Huts turns real estate website design into eight named plans and a map
Milkshake Studio's site for the country-home builder names eight house plans, builds them on a 16-foot grid, and opens the portfolio on a map. It makes a bespoke business browsable.
Websites · The Editors · 4 min read ·

Featured: Milkshake Studio
Huts builds houses in the American countryside, and the first thing its website does is teach you a vocabulary. Eight plans, each with a name: ADU, Small Bar, Small L, Medium Bar, Dogtrot, Big Bar, Big L, Village. Milkshake Studio made the brand and the site, and that naming is the spine of the whole thing. It's real estate website design for someone who'd rather browse than book a call.
The Standards page opens with a definition
The /standards page opens on a question, set as a green overline: "What is a Standard?" Under it, a serif headline, "Designed to balance high design with ease of construction", and above both, a lime drawing of a spec sheet with a wireframe house sketched on it.
Then the definition, which is the best copy on the site: "Standards are a collection of plans that put you in the editor's seat. Based on a 16' grid, they work with much of the existing standardization of the American construction trade."
Sixteen feet is the module American framing already runs on. Cut to it and you waste less lumber, and any contractor can read the plan without a translation. Huts took a construction constraint and made it the sales argument at the top of a marketing page. The eight plans follow, each with its bed and bath count: 1 bed and 1 bath at Small Bar, 3 bed and 2.5 bath at Village. You can see the range in five seconds.

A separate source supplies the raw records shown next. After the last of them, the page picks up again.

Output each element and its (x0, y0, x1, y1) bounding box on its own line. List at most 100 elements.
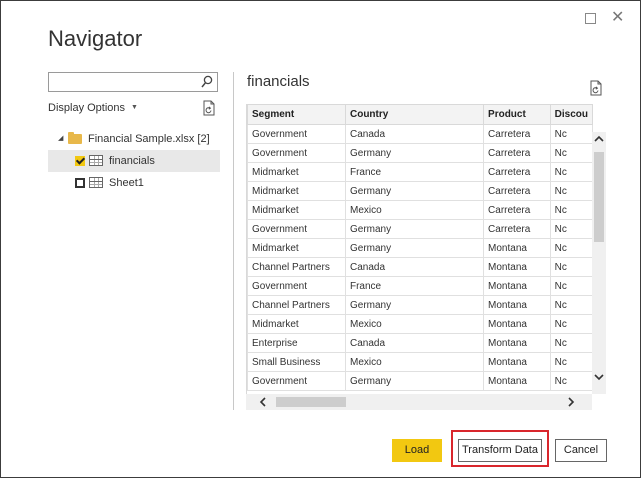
table-row: Midmarket Mexico Montana Nc (247, 314, 593, 334)
table-cell[interactable]: Montana (483, 257, 551, 277)
table-cell[interactable]: Nc (549, 333, 593, 353)
table-cell[interactable]: Nc (549, 276, 593, 296)
table-icon (89, 155, 103, 166)
column-header-country[interactable]: Country (344, 104, 485, 125)
table-cell[interactable]: Small Business (247, 352, 346, 372)
table-row: Midmarket Germany Montana Nc (247, 238, 593, 258)
horizontal-scroll-thumb[interactable] (276, 397, 346, 407)
table-cell[interactable]: Nc (549, 352, 593, 372)
scroll-down-icon[interactable] (593, 372, 605, 382)
financials-checkbox[interactable] (75, 156, 85, 166)
table-cell[interactable]: Channel Partners (247, 257, 346, 277)
table-cell[interactable]: Carretera (483, 143, 551, 163)
vertical-scroll-thumb[interactable] (594, 152, 604, 242)
preview-title: financials (247, 73, 310, 90)
table-cell[interactable]: Government (247, 143, 346, 163)
table-cell[interactable]: Canada (344, 333, 485, 353)
scroll-up-icon[interactable] (593, 134, 605, 144)
table-cell[interactable]: Montana (483, 371, 551, 391)
table-cell[interactable]: Government (247, 124, 346, 144)
table-cell[interactable]: Government (247, 219, 346, 239)
search-icon[interactable] (201, 75, 213, 89)
sheet1-checkbox[interactable] (75, 178, 85, 188)
table-cell[interactable]: Midmarket (247, 238, 346, 258)
table-cell[interactable]: Canada (344, 257, 485, 277)
table-cell[interactable]: Midmarket (247, 181, 346, 201)
table-cell[interactable]: Midmarket (247, 314, 346, 334)
scroll-left-icon[interactable] (258, 396, 268, 408)
table-row: Channel Partners Canada Montana Nc (247, 257, 593, 277)
table-cell[interactable]: Nc (549, 295, 593, 315)
table-cell[interactable]: Montana (483, 314, 551, 334)
tree-item-label: financials (109, 155, 155, 167)
pane-divider[interactable] (233, 72, 234, 410)
table-cell[interactable]: Germany (344, 371, 485, 391)
table-cell[interactable]: Montana (483, 352, 551, 372)
load-button[interactable]: Load (392, 439, 442, 462)
column-header-product[interactable]: Product (483, 104, 551, 125)
table-cell[interactable]: Enterprise (247, 333, 346, 353)
vertical-scrollbar[interactable] (592, 132, 606, 394)
table-cell[interactable]: Nc (549, 314, 593, 334)
transform-data-button[interactable]: Transform Data (458, 439, 542, 462)
table-cell[interactable]: Montana (483, 333, 551, 353)
table-cell[interactable]: Montana (483, 295, 551, 315)
table-row: Government Germany Montana Nc (247, 371, 593, 391)
table-cell[interactable]: Midmarket (247, 200, 346, 220)
table-cell[interactable]: Carretera (483, 200, 551, 220)
table-cell[interactable]: France (344, 276, 485, 296)
table-cell[interactable]: Germany (344, 143, 485, 163)
scroll-right-icon[interactable] (566, 396, 576, 408)
table-cell[interactable]: Nc (549, 124, 593, 144)
cancel-button[interactable]: Cancel (555, 439, 607, 462)
display-options-dropdown[interactable]: Display Options ▼ (48, 102, 138, 114)
table-cell[interactable]: Government (247, 371, 346, 391)
refresh-icon[interactable] (202, 100, 216, 116)
refresh-icon[interactable] (589, 80, 603, 96)
table-cell[interactable]: Mexico (344, 200, 485, 220)
table-cell[interactable]: Nc (549, 181, 593, 201)
table-row: Midmarket Mexico Carretera Nc (247, 200, 593, 220)
table-cell[interactable]: Montana (483, 238, 551, 258)
table-cell[interactable]: Mexico (344, 352, 485, 372)
display-options-label: Display Options (48, 102, 126, 114)
folder-icon (68, 132, 82, 144)
table-cell[interactable]: Carretera (483, 162, 551, 182)
table-row: Government Germany Carretera Nc (247, 143, 593, 163)
table-cell[interactable]: Midmarket (247, 162, 346, 182)
table-cell[interactable]: Nc (549, 143, 593, 163)
tree-item-sheet1[interactable]: Sheet1 (48, 172, 220, 194)
tree-item-financials[interactable]: financials (48, 150, 220, 172)
table-cell[interactable]: Nc (549, 371, 593, 391)
column-header-discount[interactable]: Discou (549, 104, 593, 125)
table-cell[interactable]: France (344, 162, 485, 182)
search-input[interactable] (52, 76, 196, 94)
table-cell[interactable]: Germany (344, 295, 485, 315)
header-row: Segment Country Product Discou (247, 104, 593, 125)
table-cell[interactable]: Carretera (483, 219, 551, 239)
table-cell[interactable]: Nc (549, 238, 593, 258)
table-cell[interactable]: Nc (549, 162, 593, 182)
table-cell[interactable]: Carretera (483, 181, 551, 201)
search-box[interactable] (48, 72, 218, 94)
table-cell[interactable]: Germany (344, 238, 485, 258)
table-cell[interactable]: Nc (549, 257, 593, 277)
table-cell[interactable]: Mexico (344, 314, 485, 334)
table-cell[interactable]: Nc (549, 219, 593, 239)
table-cell[interactable]: Government (247, 276, 346, 296)
table-cell[interactable]: Canada (344, 124, 485, 144)
close-icon[interactable]: ✕ (611, 9, 624, 25)
column-header-segment[interactable]: Segment (247, 104, 346, 125)
horizontal-scrollbar[interactable] (246, 394, 592, 410)
table-cell[interactable]: Germany (344, 219, 485, 239)
expand-arrow-icon[interactable]: ◢ (58, 128, 63, 150)
table-cell[interactable]: Germany (344, 181, 485, 201)
dialog-title: Navigator (48, 26, 143, 51)
table-cell[interactable]: Montana (483, 276, 551, 296)
table-cell[interactable]: Channel Partners (247, 295, 346, 315)
maximize-button[interactable] (585, 13, 596, 24)
table-cell[interactable]: Nc (549, 200, 593, 220)
table-cell[interactable]: Carretera (483, 124, 551, 144)
preview-table: Segment Country Product Discou Governmen… (247, 104, 593, 391)
tree-item-file[interactable]: ◢ Financial Sample.xlsx [2] (48, 128, 220, 150)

One serif does the headlines and the reading
The type system is two faces with a clean split. HW Cigars, a serif, sets the display and the body copy. ABC Walter Neue, a grotesk, is held back for the wordmark, the nav, the buttons, and the small labels. So the HUTS logo hits you as a heavy squared sans, and every sentence you actually read is a serif.
Serif running text is a commitment on the web, and the approach page shows why it pays here. "Perfecting the craft of home design and development." runs four lines deep in dark green, left column, set tight. The body copy sits to the right in the same face at reading size, loose leading, short measure. A hand-drawn arrow loops out of the headline and points across to it. The page reads like a letter about houses, which is roughly what it is.

The portfolio is a map first
Huts builds across the US and into Canada, so the portfolio opens on a Google map: green pins scattered through Washington, Idaho and Colorado, then clustered thick around New York and New England. A Map / Grid toggle sits at the bottom center. Filter at the right.
The grid view exists. It's the second click. For a nationwide builder, the first question a visitor brings is whether you work anywhere near their land, and the map answers it before they ask. A card grid would have made them read captions to find out.

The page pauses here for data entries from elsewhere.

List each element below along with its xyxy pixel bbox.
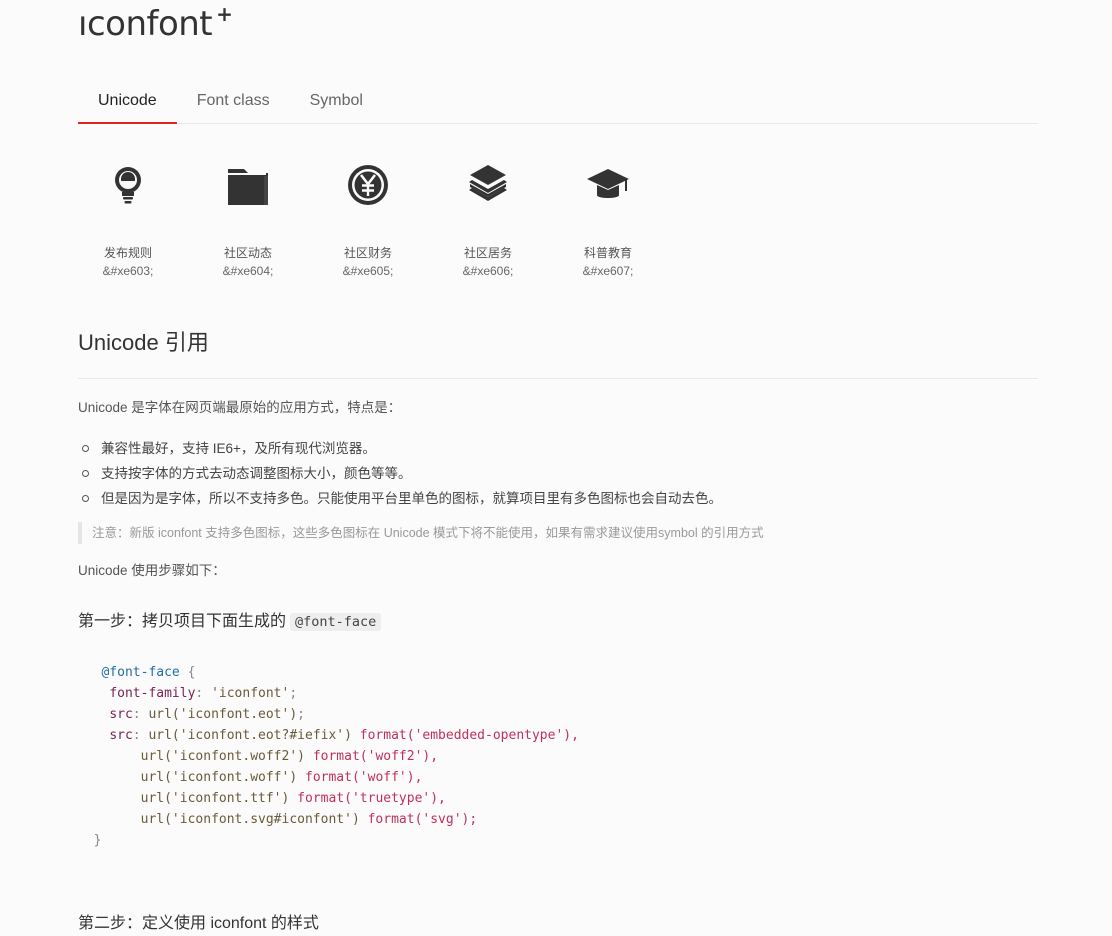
step-1-heading: 第一步：拷贝项目下面生成的 @font-face (78, 610, 382, 634)
lightbulb-icon (115, 167, 141, 204)
icon-item[interactable]: 社区财务 &#xe605; (318, 140, 418, 280)
tab-font-class[interactable]: Font class (177, 78, 290, 123)
code-format: format('woff2'), (312, 749, 439, 764)
icon-name: 发布规则 (103, 246, 152, 260)
icon-code: &#xe604; (222, 264, 274, 278)
code-prop: src (109, 707, 133, 722)
iconfont-logo[interactable]: ıconfont + (78, 2, 233, 44)
code-value: url('iconfont.ttf') (140, 791, 290, 806)
icon-code: &#xe607; (582, 264, 634, 278)
icon-code: &#xe603; (102, 264, 154, 278)
icon-item[interactable]: 社区居务 &#xe606; (438, 140, 538, 280)
section-intro: Unicode 是字体在网页端最原始的应用方式，特点是： (78, 400, 402, 415)
tab-unicode[interactable]: Unicode (78, 78, 177, 124)
icon-name: 科普教育 (583, 246, 632, 260)
logo-plus: + (216, 2, 233, 26)
inline-code: @font-face (290, 613, 382, 631)
layers-icon (469, 165, 507, 201)
icon-item[interactable]: 发布规则 &#xe603; (78, 140, 178, 280)
logo-text: ıconfont (78, 4, 213, 44)
code-prop: font-family (109, 686, 196, 701)
step-2-heading: 第二步：定义使用 iconfont 的样式 (78, 915, 319, 932)
code-brace: } (93, 833, 102, 848)
tab-bar: Unicode Font class Symbol (78, 78, 1038, 124)
step-1-text: 第一步：拷贝项目下面生成的 (78, 613, 287, 630)
icon-name: 社区财务 (343, 246, 392, 260)
steps-intro: Unicode 使用步骤如下： (78, 563, 226, 578)
folder-icon (228, 169, 268, 205)
code-format: format('woff'), (305, 770, 423, 785)
code-value: url('iconfont.eot') (148, 707, 298, 722)
icon-code: &#xe606; (462, 264, 514, 278)
icon-item[interactable]: 社区动态 &#xe604; (198, 140, 298, 280)
code-value: 'iconfont' (211, 686, 290, 701)
section-title: Unicode 引用 (78, 326, 1038, 379)
icon-name: 社区动态 (223, 246, 272, 260)
graduation-cap-icon (587, 169, 629, 198)
code-brace: { (187, 665, 196, 680)
icon-code: &#xe605; (342, 264, 394, 278)
code-prop: src (109, 728, 133, 743)
list-item: 但是因为是字体，所以不支持多色。只能使用平台里单色的图标，就算项目里有多色图标也… (78, 486, 722, 511)
tab-symbol[interactable]: Symbol (290, 78, 383, 123)
code-value: url('iconfont.woff') (140, 770, 298, 785)
icon-list: 发布规则 &#xe603; 社区动态 &#xe604; 社区财务 &#xe605… (78, 140, 678, 280)
code-block: @font-face { font-family: 'iconfont'; sr… (93, 665, 579, 848)
code-value: url('iconfont.woff2') (140, 749, 305, 764)
code-value: url('iconfont.svg#iconfont') (140, 812, 360, 827)
yen-coin-icon (348, 165, 388, 205)
code-format: format('embedded-opentype'), (359, 728, 579, 743)
list-item: 兼容性最好，支持 IE6+，及所有现代浏览器。 (78, 436, 722, 461)
code-at-rule: @font-face (101, 665, 180, 680)
icon-name: 社区居务 (463, 246, 512, 260)
code-format: format('svg'); (367, 812, 478, 827)
code-format: format('truetype'), (297, 791, 446, 806)
code-value: url('iconfont.eot?#iefix') (148, 728, 352, 743)
note-blockquote: 注意：新版 iconfont 支持多色图标，这些多色图标在 Unicode 模式… (78, 522, 764, 544)
icon-item[interactable]: 科普教育 &#xe607; (558, 140, 658, 280)
list-item: 支持按字体的方式去动态调整图标大小，颜色等等。 (78, 461, 722, 486)
feature-list: 兼容性最好，支持 IE6+，及所有现代浏览器。 支持按字体的方式去动态调整图标大… (78, 436, 722, 511)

The drawings hold it together
The lime squiggles are doing quiet work. One underlines "best way" in the hero headline. One loops on the approach page. The spec sheet sits on Standards. They're loose and clearly drawn by hand, and they lie on top of a hero video of a real black barn-shaped house on a real site, fresh pond, bare dirt, power lines still in shot.
That pairing is the character of the site. The photography carries the proof. The drawings carry the voice. The eight plans carry the argument.